For the next almost three years I would still periodically do a search for orphans with Down syndrome in Russia. One day, one glorious day, a new site showed up in my search: The Shepherd's Crook. I clicked on the link and found descriptions, but no pictures, of two children with Down syndrome in Russia who needed homes. The little girl was almost 5 and the boy around 3: Vera and Ignat.

So, did I immediately know that Vera was MY Vera? Nope. All I knew is that I wanted to see her picture and The Shepherd's Crook had a wonderful way for me to do so: I could request a prayer card for her and they would print her picture, birthdate and name on it! That prayer card is still hanging on my refrigerator today!
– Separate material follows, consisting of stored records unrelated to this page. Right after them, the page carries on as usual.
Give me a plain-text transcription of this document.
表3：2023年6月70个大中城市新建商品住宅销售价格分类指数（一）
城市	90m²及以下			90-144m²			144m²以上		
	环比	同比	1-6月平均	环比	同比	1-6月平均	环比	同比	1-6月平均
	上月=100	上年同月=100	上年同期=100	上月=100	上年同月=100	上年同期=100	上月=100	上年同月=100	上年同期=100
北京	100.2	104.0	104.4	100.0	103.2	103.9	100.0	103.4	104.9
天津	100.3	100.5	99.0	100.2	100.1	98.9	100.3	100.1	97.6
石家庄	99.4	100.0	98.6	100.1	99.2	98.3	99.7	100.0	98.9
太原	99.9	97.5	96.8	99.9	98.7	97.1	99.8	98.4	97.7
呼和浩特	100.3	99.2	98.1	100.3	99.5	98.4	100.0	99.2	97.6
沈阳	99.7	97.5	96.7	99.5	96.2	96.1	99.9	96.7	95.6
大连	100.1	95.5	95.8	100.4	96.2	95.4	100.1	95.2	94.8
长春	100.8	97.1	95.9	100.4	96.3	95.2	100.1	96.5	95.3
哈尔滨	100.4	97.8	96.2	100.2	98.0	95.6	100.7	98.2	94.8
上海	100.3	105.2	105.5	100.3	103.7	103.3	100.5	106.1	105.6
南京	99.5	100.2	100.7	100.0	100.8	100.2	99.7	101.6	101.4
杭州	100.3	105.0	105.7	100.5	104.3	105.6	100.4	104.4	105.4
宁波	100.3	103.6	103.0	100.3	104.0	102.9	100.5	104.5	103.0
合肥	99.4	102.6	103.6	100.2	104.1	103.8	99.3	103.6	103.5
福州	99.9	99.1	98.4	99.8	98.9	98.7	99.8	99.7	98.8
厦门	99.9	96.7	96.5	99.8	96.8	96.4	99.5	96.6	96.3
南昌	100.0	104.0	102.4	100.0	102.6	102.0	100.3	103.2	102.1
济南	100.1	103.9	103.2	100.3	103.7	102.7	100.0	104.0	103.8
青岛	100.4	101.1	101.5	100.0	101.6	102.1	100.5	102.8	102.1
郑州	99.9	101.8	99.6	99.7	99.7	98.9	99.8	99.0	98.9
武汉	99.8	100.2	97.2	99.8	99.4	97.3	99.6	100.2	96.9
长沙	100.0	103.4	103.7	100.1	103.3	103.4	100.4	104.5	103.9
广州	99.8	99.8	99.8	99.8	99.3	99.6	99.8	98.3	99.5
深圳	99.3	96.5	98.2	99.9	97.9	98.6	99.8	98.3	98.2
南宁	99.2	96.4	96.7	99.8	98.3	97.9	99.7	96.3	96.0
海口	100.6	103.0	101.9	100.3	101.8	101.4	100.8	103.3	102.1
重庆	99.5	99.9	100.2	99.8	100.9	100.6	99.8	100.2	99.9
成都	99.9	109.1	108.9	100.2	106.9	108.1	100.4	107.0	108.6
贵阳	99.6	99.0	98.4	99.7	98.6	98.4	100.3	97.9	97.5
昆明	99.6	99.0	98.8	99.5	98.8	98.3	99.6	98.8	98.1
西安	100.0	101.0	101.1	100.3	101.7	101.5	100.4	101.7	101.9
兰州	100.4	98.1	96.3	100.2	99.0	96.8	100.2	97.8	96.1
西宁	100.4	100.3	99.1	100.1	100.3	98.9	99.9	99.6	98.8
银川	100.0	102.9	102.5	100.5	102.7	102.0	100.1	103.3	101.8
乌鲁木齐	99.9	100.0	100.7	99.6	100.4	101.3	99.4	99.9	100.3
It's a funny picture of Vera as a 2-3 year old and she's obviously talking. I still didn't necessarily think that she was the one, but I knew I wanted to pray for her and for Ignat (whose prayer card I also received).

One day, while perusing The Shepherd's Crook website as usual, a picture popped up next to Vera's description!
And that, sports' fans, is when I knew I was looking at my daughter. All the air was just sucked from my lungs and as per my usual, I cried. I don't know why the earlier picture didn't grab me (the exact same thing happened with Ella, too) but I can guess that for whatever divine reason, this was the day God chose to remove the scales from my eyes, as it were.

It took God a couple more weeks to remove the scales from John's eyes (John can have some thick scales when it comes to adoption; I have thick scales when it comes to, well, almost anything of a practical nature). After a couple of weeks of praying and fasting, we felt God leading us to adopt Vera. I will never forget making that decision on a Sunday and having to wait until mid-morning Monday to call the agency in Seattle. I was so nervous! What if someone else had decided to adopt her, too, and had called before us! That picture would surely have moved hearts all over the country, right? How could you miss the potential, the beauty, the sweetness?

As it turns out, not one person had ever even called to ask about her. Not one, other than us. But one was all she needed.